A yoga block is recommended for this pose. If you don’t have one, stack some books about six inches off the ground.
- Do a forward bend with your legs together.
- Step your right leg back into runner’s lunge.
- Lower your right heel down towards the mat, so the toes are angled at a 45-degree angle toward the front of your mat.
- Place your yoga block (or books) next to your left foot, then place your left hand on top of the block.
- Bring your right hand to your right hip.
- Once you’re stable, turn your body open towards the right hand side.
- Imagine peeling your chest and hips open to the right.
- Slowly straighten through the left leg while simultaneously reaching down with the left arm. (It’s okay if the left leg doesn’t come completely straight.)
- Extend your right arm up toward ceiling and bring it in line with left arm reaching down.
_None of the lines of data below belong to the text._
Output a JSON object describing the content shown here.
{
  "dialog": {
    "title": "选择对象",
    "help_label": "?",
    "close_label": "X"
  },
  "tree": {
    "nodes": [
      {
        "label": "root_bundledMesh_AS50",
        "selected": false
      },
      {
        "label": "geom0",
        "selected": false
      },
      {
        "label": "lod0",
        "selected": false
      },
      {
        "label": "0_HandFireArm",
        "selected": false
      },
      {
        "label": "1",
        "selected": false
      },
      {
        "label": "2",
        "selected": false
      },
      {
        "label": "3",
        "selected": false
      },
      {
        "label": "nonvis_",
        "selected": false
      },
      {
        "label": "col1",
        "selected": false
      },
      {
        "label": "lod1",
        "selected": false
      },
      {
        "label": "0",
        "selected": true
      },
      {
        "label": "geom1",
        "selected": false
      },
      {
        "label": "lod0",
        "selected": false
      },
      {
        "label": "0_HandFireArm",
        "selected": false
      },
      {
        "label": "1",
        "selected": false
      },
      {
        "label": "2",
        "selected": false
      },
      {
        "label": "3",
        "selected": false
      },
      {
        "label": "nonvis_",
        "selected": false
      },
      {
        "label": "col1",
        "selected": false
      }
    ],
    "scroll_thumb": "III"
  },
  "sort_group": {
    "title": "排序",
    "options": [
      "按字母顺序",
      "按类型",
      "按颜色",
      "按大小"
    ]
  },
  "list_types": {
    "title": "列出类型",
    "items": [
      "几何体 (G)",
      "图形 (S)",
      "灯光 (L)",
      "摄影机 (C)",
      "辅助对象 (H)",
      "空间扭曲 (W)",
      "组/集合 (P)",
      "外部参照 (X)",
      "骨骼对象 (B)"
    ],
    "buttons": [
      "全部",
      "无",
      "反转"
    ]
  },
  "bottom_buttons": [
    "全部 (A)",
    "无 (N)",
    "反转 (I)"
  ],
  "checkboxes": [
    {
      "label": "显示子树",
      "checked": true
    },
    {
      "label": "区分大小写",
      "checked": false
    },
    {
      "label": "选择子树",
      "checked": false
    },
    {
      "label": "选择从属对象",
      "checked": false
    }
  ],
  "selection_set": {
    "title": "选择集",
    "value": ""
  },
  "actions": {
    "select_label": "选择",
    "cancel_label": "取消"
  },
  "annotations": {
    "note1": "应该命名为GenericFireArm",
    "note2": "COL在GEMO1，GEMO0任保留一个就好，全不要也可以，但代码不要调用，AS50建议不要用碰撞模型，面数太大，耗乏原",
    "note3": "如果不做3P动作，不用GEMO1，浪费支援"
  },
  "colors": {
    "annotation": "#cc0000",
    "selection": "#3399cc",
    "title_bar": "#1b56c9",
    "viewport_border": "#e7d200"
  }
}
Imagine someone pulling you up through your top arm while you plant your feet down.
- Take five slow, deep breaths.
- Release and do the other side.
Nighttime Relaxation: Seated Breathing
“It’s so important to give your body a moment to wind down from the day before trying to go to sleep,” says Meredith. “This breathing exercise is a simple and quick transition that will help you relax.”
- Turn off your phone!
- Set down a pillow or folded blanket if your hips are tight.
- Sit cross-legged on your support. You can also lie down with your torso on the floor and your legs up the wall so you are in an L-shaped position.
- Starting with a three count sequence:
- Inhale for three counts.
- Hold your breath for three counts.
- Exhale for three counts.
- Hold your lungs empty for three counts.
Repeat the entire sequence for five rounds. You’ll feel your mind start to slow down and your body let go of tension in the chest, legs and shoulders. If you like, you can increase your breath count to four or five seconds, as long as each part of the exercise is the same length.